Que ce soit un « franc-tireur » qui dirigeait ses flèches vers les loups ou des loups qui poursuivaient les francs-tireurs, votre critique l'ignore et ce n'est guère important car le Wolf en question n'est pas cette proche famille du chien, mais plutôt un ensemble musical qui s'accorde admirablement bien avec le franc-tireur, soit Der Freischütz.
Comment faire connaître de vastes œuvres musicales comme les opéras et les symphonies au grand public ou comment les rendre accessibles à ceux qui ne pouvaient pas se permettre de fréquenter les salles de concert onéreuses à une époque où aucune forme d'enregistrement sonore n'existait pour l'écoute à domicile ou ailleurs ? Tout cela semble si naturel aujourd'hui dans notre époque de surabondance. Il suffit de faire une recherche sur un moteur de recherche, par exemple « Der Freischütz », et vous avez l'embarras du choix. Revenons un peu en arrière et découvrons un support électronique sur lequel vous pouviez écouter la « publicité » pour un tel opéra au cours du XIXe siècle.

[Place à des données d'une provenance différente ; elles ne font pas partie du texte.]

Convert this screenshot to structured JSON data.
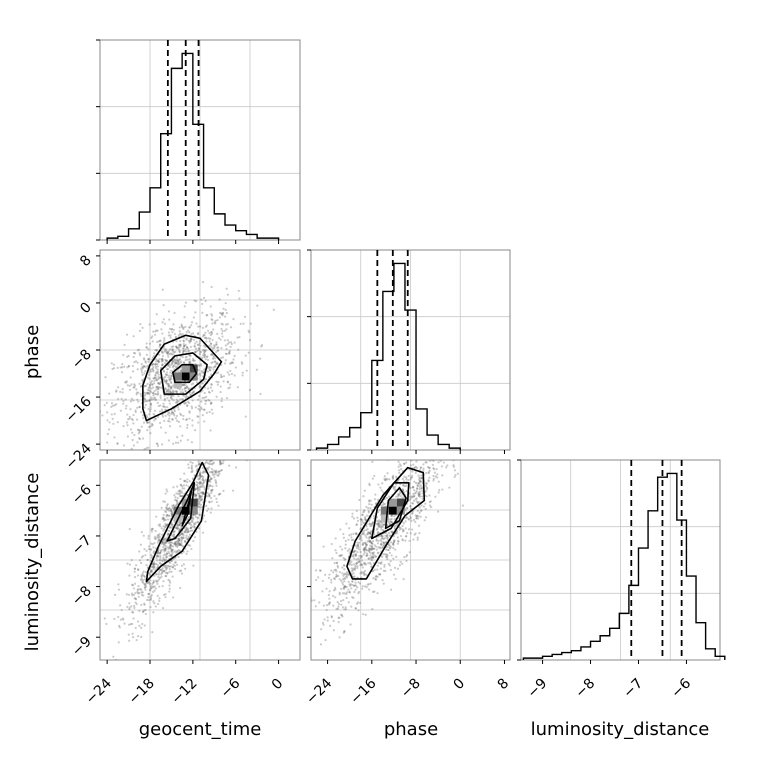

Carl Maria von Weber (1786-1826) n'était pas seulement un neveu de l'épouse de Mozart, Constanze, c'était aussi un compositeur méritant dont l'œuvre est restée plutôt limitée. Son œuvre la plus connue est incontestablement Der Freischütz, un opéra romantique. C'est une œuvre tardive qui était « révolutionnaire » quant à sa composition, tellement intéressante d'ailleurs que Richard Wagner l'a prise pour modèle et s'en est fortement inspiré.
L'opéra en question méritait une plus grande notoriété pour donner à chacun envie d'aller l'écouter. Cela ne pouvait se faire uniquement par des affiches et des critiques dans les journaux, mais certainement par des arrangements pour de petits ensembles, notamment des ensembles de cuivres. C'est ainsi que Karl Flachs de Berlin s'empara de la partition et l'arrangea en 1822, très peu de temps après la première de l'opéra, pour les bois. Flachs s'est limité à l'essentiel de l'opéra, c'est-à-dire l'ouverture et tous les numéros vocaux importants (solos et chœurs). Cet arrangement devint presque aussi populaire que l'opéra lui-même, mais l'arrangeur resta un illustre inconnu.
L'ensemble de bois Wolf de notre propre terroir, fondé en 2012, a maintenant – enfin – réalisé un enregistrement de cet arrangement « Der Freischütz, opéra romantique, C. M. v. Weber, arrangé en Harmoniemusik » comme l'indique la page de titre, complété par des pièces originales pour vents de Weber lui-même : un Adagio et Rondo redécouverts et une valse joyeuse avec trio qui conclut agréablement l'enregistrement. Jean-Philippe Poncin, qui dirige l'Ensemble Wolf, et ses confrères ont fouillé les archives, découvert et corrigé d'innombrables erreurs qui s'étaient glissées dans les anciennes versions et « restauré » l'œuvre en profondeur en collaboration avec Guy Van Waas, qui a soutenu l'ensemble depuis le départ et continue de le faire. Le résultat de tout ce travail est un enregistrement que vous devez absolument écouter et une fois que vous l'aurez fait, vous ne vous en tiendrez pas à une seule écoute.
L'Ensemble Wolf est une valeur sûre et avec cet enregistrement qui en est une forte référence, il saura remplir de nombreuses salles (on l'espère). Faites-vous plaisir ainsi qu'aux autres et procurez-vous le CD ou l'enregistrement numérique et régalez-vous.